Data-driven discovery of bounded polynomial ODEs

Welcome to SILAS! This repository contains code and data used to produce results in the following paper:

Albert Alcalde and Giovanni Fantuzzi, Data-driven discovery of polynomial ODEs with provably bounded solutions. arXiv:2604.26933 (2026).

Most of the code is in MATLAB, with some Python scripts to generate data and post-process results. Details on the repository structure and a short description of each file are given below. To replicate the examples of the paper, you can simply run the scripts ex01_discovery.m, ex02_main.m and ex03_main.m, adjusting parameters as needed to match those given in the paper.

The code is provided "as-is" and without any guarantees. See the license file for more information.

Authors: Albert Alcalde, Giovanni Fantuzzi (FAU Erlangen-Nuernberg)

Dependencies

To run the code, you must first install the following MATLAB packages:

• YALMIP
• MOSEK (or another SDP solver compatible with YALMIP)
• ChebFun

Cite us

If you find this code useful in your work and publish your results, please cite the arXiv preprint above. An sample .bib code follows.

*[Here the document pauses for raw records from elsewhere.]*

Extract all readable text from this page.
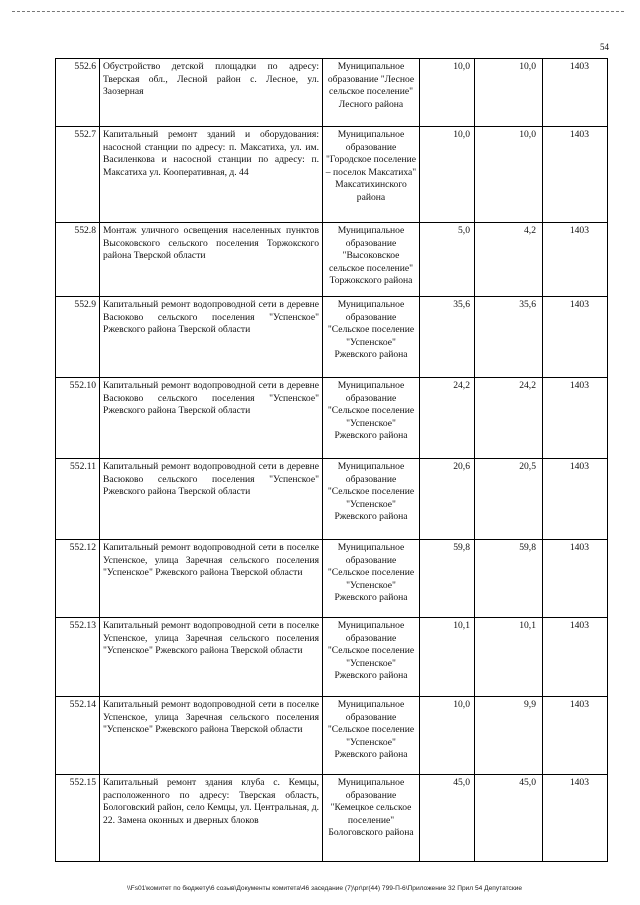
54
552.6 Обустройство детской площадки по адресу: Тверская обл., Лесной район с. Лесное, ул. Заозерная
Муниципальное образование "Лесное сельское поселение" Лесного района
10,0	10,0	1403
552.7 Капитальный ремонт зданий и оборудования: насосной станции по адресу: п. Максатиха, ул. им. Василенкова и насосной станции по адресу: п. Максатиха ул. Кооперативная, д. 44
Муниципальное образование "Городское поселение – поселок Максатиха" Максатихинского района
10,0	10,0	1403
552.8 Монтаж уличного освещения населенных пунктов Высоковского сельского поселения Торжокского района Тверской области
Муниципальное образование "Высоковское сельское поселение" Торжокского района
5,0	4,2	1403
552.9 Капитальный ремонт водопроводной сети в деревне Васюково сельского поселения "Успенское" Ржевского района Тверской области
Муниципальное образование "Сельское поселение "Успенское" Ржевского района
35,6	35,6	1403
552.10 Капитальный ремонт водопроводной сети в деревне Васюково сельского поселения "Успенское" Ржевского района Тверской области
Муниципальное образование "Сельское поселение "Успенское" Ржевского района
24,2	24,2	1403
552.11 Капитальный ремонт водопроводной сети в деревне Васюково сельского поселения "Успенское" Ржевского района Тверской области
Муниципальное образование "Сельское поселение "Успенское" Ржевского района
20,6	20,5	1403
552.12 Капитальный ремонт водопроводной сети в поселке Успенское, улица Заречная сельского поселения "Успенское" Ржевского района Тверской области
Муниципальное образование "Сельское поселение "Успенское" Ржевского района
59,8	59,8	1403
552.13 Капитальный ремонт водопроводной сети в поселке Успенское, улица Заречная сельского поселения "Успенское" Ржевского района Тверской области
Муниципальное образование "Сельское поселение "Успенское" Ржевского района
10,1	10,1	1403
552.14 Капитальный ремонт водопроводной сети в поселке Успенское, улица Заречная сельского поселения "Успенское" Ржевского района Тверской области
Муниципальное образование "Сельское поселение "Успенское" Ржевского района
10,0	9,9	1403
552.15 Капитальный ремонт здания клуба с. Кемцы, расположенного по адресу: Тверская область, Бологовский район, село Кемцы, ул. Центральная, д. 22. Замена оконных и дверных блоков
Муниципальное образование "Кемецкое сельское поселение" Бологовского района
45,0	45,0	1403
\\Fs01\комитет по бюджету\6 созыв\Документы комитета\46 заседание (7)\pr\pr(44) 799-П-6\Приложение 32 Прил 54 Депутатские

    @article{FantuzziAlcalde2026,
        AUTHOR = {Alcalde, Albert and Fantuzzi, Giovanni},
        TITLE = {Data-driven discovery of polynomial ODEs with provably bounded solutions},
        YEAR = {2026},
        HOWPUBLISHED = {arXiv:2604.26933 [math.DS]},
        URL = {https://arxiv.org/abs/2604.26933}
    }

Repository Structure

silas-main/
├── LICENSE.txt
├── README.md
├── ex01-cubic/
├── ex02-dysts/
├── ex03-pde/
└── utils/

Files

Root

File	Description
LICENSE.txt	Project license.
README.md	Original project documentation.

ex01-cubic

File	Description
ex01_simulate.m	Simulates the cubic example and generates data.
ex01_discovery.m	Runs model discovery on the cubic example.

ex02-dysts

File	Description
ex02_main.m	Main script for learning models from Dysts dynamical-system data.
ex02_preprocess_data.m	Prepares raw Dysts data for training and testing.
ex02_attractor_plots.m	Generates attractor plots for Dysts systems.

ex02-dysts/private

File	Description
exact_AtmosphericRegime.m	Exact reference equations for the AtmosphericRegime system.
exact_Bouali2.m	Exact reference equations for the Bouali2 system.
exact_GuckenheimerHolmes.m	Exact reference equations for the Guckenheimer-Holmes system.
exact_HyperRossler.m	Exact reference equations for the HyperRossler system.
exact_SprottA.m	Exact reference equations for the SprottA system.
exact_Thomas.m	Exact reference equations for the Thomas system.
exact_YuWang.m	Exact reference equations for the YuWang system.
plot_lyap.m	Plots learned Lyapunov functions.

ex02-dysts/python-scripts

File	Description
data_generate.ipynb	Notebook for generating Dysts datasets.
process_results.ipynb	Notebook for processing and summarizing experiment results.

ex03-pde

File	Description
ex03_main.m	Main MATLAB script for the PDE reduced-order modeling example.
ex03_helpers.py	Python helper functions for PDE simulations and preprocessing.
ex03_simulation.py	Generates PDE simulation data.

ex03-pde/private

File	Description
lyap_plotProjDeg2.m	Plots projected degree-2 Lyapunov functions.
plot_attractors.m	Plots attractors for the PDE reduced model.
plot_pde_solution.m	Visualizes PDE solution trajectories.

utils

File	Description
build_initial_lyap_constrained.m	Builds an initial constrained Lyapunov candidate.
build_initial_lyap_penalized.m	Builds an initial penalized Lyapunov candidate.
build_lyap_model.m	Constructs a Lyapunov model.
build_model_lyap.m	Builds the combined learned model and Lyapunov structure.
cheb_evaluate.m	Evaluates Chebyshev polynomial expansions.
cheb_gradient.m	Computes gradients of Chebyshev expansions.
cheb_mommat.m	Builds Chebyshev moment matrices.
cheb_multiply.m	Multiplies Chebyshev polynomial terms.
lyap_initialize.m	Initializes Lyapunov-function learning.
lyap_load.m	Loads saved Lyapunov-function results.
make_parameters.m	Creates parameter settings for experiments.
model_cheb2mon.m	Converts models from Chebyshev to monomial form.
model_evaluate.m	Evaluates learned dynamical models.
model_initialize.m	Initializes model-learning variables.
model_learn.m	Learns a dynamical model from data.
model_load.m	Loads saved learned models.
multi_indices.m	Generates polynomial multi-index sets.
save_results.m	Saves experiment outputs.
select_fekete.m	Selects interpolation/sample points using Fekete-style criteria.
viridis.m	Provides the Viridis colormap for plots.